Honoring your parents can be challenging. Perhaps you’re in a position like mine, where you have a parent who has little desire for the relationship to improve. If so, all I can tell you to do is keep praying that something changes and listen to the Holy Spirit for ways you can play a part in their lives.

But if you’re at odds with a parent who loves you, this is where I’d challenge you to ask a tough question. Ask yourself if the distance you’ve created is a necessary decision or a separation of convenience.

This is where it gets tricky. On one end of the spectrum, I’ve talked to children who have suffered horrendous abuse and had to create a barrier between themselves and their abusers. On the other hand, I’ve spoken with some who simply saw life differently and felt that their parents were no longer aligned with their values.

If you’re estranged from a family member, a simple question to ask is, “Does this family member genuinely love me?
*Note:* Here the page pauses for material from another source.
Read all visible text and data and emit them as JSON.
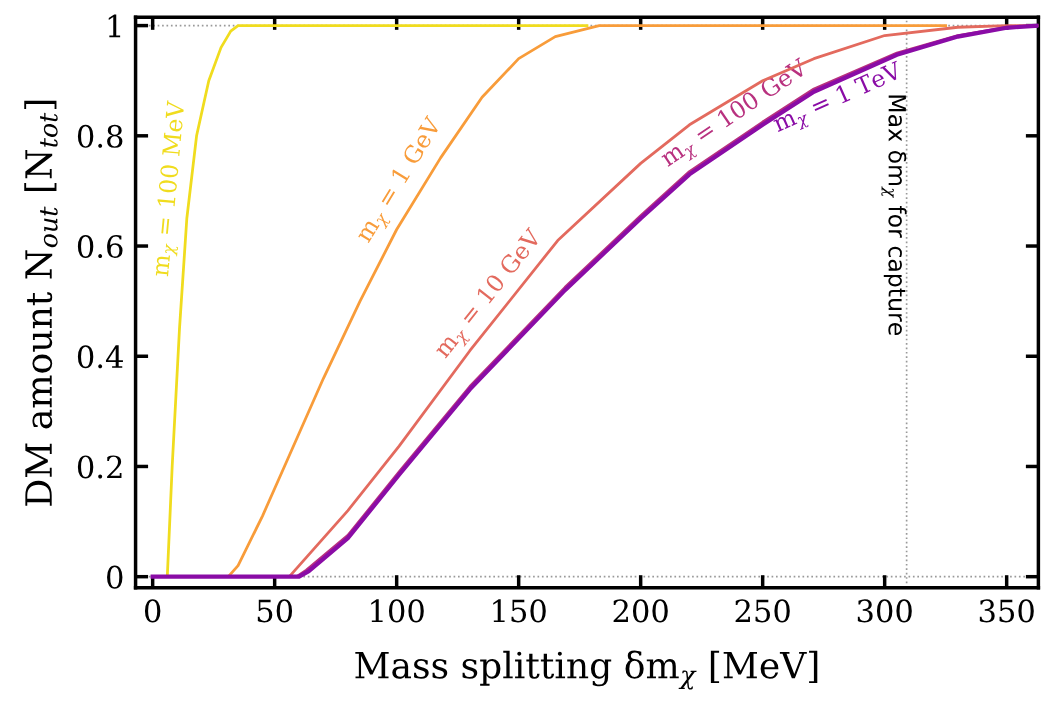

Not “do they vote the same way I vote?” not “do they support ideas I think are harmful?” but “are they someone who would stay by my bedside if I became terminally ill with cancer?”

If the answer is yes, I’d think long and hard before cutting them off.

I’ve noticed it’s easy for children in their twenties and thirties, when life is good and their families are growing, to discard their imperfect parents, sending them to their graves in agony as they watch the very children they sacrificed everything for turn their backs on them.

Again, I don’t know your situation, but life only gives you so many people who will love you enough to sit with you when you have nothing to offer. Don’t treat these relationships lightly, because there might come a day when you will need them more than you think. Instead, invest in ways that might seem hard now, but that set a pattern for your children to follow when they wake up one day to recognize their own imperfect parent.

Do everything you can to extend honor and grace—the same kind of grace Christ has extended to you time and time again. A grace that is stronger than what your psychologist might recommend, richer than what your closest friends suggest, and more loving than you feel capable of in your own strength.


[1]Klyne Snodgrass, Ephesians, eds. Terry C. Muck, The NIV Application Commentary. Accordance electronic ed. (Grand Rapids: Zondervan, 1996), 322.

[2]Francis Foulkes, Ephesians: An Introduction and Commentary, vol. 10 of Tyndale New Testament Commentaries. IVP/Accordance electronic ed. (Downers Grove: InterVarsity Press, 1989), 169.